План путешествий матери Илья для наглядности графически изобразил на бумаге, указал населенные пункты и числа. Вся поездка по замкнутому, вытянутому в Стародубке кругу занимала месяц. Так, в субботу, 26 октября, Евдокия Ильинична выезжала в Попутную, а в следующую субботу, 2 ноября, на своей «Волге» в Попутную приезжал Антон и увозил мать в Краснодар. У Антона она оставалась на Октябрьские праздники, и этим обстоятельством братья были довольны: пусть мать посмотрит праздничную демонстрацию, гулянье в парке. Затем во вторник, 12 ноября, Антон сажает мать в самолет, и она приземляется на аэродроме в Ставрополе, куда и приезжает на машине Игнат. Через десять дней Игнат доставляет родительницу в Прискорбный в полном здравия и сохранности.

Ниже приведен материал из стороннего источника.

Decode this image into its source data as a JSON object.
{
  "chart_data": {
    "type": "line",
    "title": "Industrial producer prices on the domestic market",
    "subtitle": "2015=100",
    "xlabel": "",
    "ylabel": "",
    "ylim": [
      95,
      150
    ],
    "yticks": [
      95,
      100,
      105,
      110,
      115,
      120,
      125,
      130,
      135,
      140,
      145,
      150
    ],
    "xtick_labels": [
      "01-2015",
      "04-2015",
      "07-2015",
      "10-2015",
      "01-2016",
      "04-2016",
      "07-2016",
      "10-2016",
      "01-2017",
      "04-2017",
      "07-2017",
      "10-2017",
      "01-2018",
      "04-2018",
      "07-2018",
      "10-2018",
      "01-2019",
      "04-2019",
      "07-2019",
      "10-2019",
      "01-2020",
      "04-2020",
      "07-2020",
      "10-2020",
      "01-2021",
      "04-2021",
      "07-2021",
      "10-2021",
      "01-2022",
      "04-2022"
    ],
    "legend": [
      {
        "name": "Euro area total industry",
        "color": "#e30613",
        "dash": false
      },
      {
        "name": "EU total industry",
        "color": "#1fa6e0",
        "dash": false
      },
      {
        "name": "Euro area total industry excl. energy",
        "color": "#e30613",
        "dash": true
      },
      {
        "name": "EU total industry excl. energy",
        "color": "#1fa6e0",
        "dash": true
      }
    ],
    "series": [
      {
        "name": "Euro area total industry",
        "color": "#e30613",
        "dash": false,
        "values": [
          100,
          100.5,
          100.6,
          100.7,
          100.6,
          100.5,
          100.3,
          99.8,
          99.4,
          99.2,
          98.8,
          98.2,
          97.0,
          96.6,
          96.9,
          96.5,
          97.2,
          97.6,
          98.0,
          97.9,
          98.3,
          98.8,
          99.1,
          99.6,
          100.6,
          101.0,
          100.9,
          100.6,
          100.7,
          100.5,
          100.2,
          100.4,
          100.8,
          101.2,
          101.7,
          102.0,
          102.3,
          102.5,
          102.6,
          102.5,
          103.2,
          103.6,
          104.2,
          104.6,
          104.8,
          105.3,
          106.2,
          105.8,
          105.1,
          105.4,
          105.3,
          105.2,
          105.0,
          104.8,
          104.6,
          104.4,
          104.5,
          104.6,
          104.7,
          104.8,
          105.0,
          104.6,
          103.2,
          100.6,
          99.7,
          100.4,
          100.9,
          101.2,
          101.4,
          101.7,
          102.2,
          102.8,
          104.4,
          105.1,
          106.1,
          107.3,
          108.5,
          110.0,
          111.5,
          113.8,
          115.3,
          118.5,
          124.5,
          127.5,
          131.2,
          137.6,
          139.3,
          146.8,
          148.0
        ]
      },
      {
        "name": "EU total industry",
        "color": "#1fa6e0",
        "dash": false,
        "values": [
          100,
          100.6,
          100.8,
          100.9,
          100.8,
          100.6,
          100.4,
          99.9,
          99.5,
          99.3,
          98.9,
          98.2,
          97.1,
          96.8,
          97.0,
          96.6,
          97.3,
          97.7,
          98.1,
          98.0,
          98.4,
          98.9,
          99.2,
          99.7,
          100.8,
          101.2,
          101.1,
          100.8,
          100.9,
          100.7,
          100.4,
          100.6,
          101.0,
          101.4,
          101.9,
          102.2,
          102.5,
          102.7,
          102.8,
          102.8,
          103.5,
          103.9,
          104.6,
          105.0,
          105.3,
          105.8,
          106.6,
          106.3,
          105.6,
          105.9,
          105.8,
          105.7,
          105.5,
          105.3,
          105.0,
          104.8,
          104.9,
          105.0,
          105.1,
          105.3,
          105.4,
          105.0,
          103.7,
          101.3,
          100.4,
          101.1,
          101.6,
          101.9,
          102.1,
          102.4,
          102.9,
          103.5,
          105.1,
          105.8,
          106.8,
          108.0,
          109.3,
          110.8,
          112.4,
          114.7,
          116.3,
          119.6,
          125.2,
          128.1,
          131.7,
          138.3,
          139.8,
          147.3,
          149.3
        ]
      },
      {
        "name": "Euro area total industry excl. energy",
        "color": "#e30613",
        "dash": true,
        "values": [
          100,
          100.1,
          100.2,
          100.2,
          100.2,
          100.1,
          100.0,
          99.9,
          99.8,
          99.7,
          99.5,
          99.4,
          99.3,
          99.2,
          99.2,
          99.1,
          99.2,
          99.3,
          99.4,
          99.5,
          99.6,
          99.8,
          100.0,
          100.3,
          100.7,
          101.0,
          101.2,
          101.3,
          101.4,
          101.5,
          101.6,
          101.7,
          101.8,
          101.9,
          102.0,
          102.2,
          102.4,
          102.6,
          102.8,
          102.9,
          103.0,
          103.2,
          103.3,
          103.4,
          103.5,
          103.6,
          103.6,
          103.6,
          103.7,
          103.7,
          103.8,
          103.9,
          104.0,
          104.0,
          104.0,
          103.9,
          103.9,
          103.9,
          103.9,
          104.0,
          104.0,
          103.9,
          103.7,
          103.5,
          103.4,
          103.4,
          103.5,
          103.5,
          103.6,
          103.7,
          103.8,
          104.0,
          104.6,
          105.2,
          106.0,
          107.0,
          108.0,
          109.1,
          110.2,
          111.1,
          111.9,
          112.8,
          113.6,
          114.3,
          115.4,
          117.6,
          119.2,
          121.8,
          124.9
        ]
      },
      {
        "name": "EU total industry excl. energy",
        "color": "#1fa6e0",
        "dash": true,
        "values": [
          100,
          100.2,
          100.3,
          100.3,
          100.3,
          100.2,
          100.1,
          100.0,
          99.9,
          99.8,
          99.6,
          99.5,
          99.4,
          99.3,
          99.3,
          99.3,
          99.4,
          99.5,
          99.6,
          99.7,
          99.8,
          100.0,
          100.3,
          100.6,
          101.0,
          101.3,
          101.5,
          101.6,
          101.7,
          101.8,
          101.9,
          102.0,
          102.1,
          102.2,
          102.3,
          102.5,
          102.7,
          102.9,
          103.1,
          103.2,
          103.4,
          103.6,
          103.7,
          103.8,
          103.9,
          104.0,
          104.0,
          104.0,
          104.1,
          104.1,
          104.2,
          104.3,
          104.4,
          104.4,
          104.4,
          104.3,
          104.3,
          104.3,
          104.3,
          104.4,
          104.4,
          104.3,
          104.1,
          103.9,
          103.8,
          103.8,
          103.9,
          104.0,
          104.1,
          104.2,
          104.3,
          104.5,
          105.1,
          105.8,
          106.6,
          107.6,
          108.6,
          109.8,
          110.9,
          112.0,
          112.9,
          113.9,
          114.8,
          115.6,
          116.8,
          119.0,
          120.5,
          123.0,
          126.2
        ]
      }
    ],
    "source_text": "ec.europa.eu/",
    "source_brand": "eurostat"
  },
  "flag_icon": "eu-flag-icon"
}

Илья показал матери нарисованный на листке маршрут. Евдокия Ильинична взглянула на неровный круг, потрогала пальцем жирную карандашную линию и сказала:
— Правду говорил Антоша… И понесете вы меня, сыны, на своих крыльях, как те лебеди, что в сказке. — Ласково посмотрела на Илью. — Сынок, вот какой тебе наказ. Без меня на Щуровую не перебирайся. Ежели начнется какая заваруха с переездом, то дай знать — мигом возвернусь.
Ранним утром мать со своей цибаркой, кошелкой и узелком, в стеганой тужурке, повязанная шалью с красными маками, уселась в коляску, а Илья на седло, и мотоцикл, фыркая и еще не зная, какая впереди раскинется перед ним дорога и будет ли где погулять и поспорить с ветром, будто нехотя покатился по берегу. И вот он уже выбрался на пригорок, обогнул ферму и замаячил на дороге.
Всюду властвовала осень. Краски в степи тусклые, нерадостные. Кустарники на холмах частью голые, сизые, как дым, частью, еще в оранжево-красных листьях. Тянулось серое, мокрое жнивье, как непромытое и непросушенное полотно, высоченными папахами вставали скирды сена, липли к земле прибитые дождями копенки соломы. Уплывали назад кукурузные стебли, пустые, без початков и без чуприн, и свежо, по-осеннему ярко зеленели озимые, оттеняя собой черную, недавно вспаханную зябь. Над всем, на что ни посмотри, висело пепельное, в рваных тучах, низкое небо, и кружились, кружились, навевая грусть, грачиные стаи… На своем заскучавшем по дальней дороге бегунке Илья летел так, что все, что встречалось по сторонам, мелькало и сливалось в одну сплошную полосу…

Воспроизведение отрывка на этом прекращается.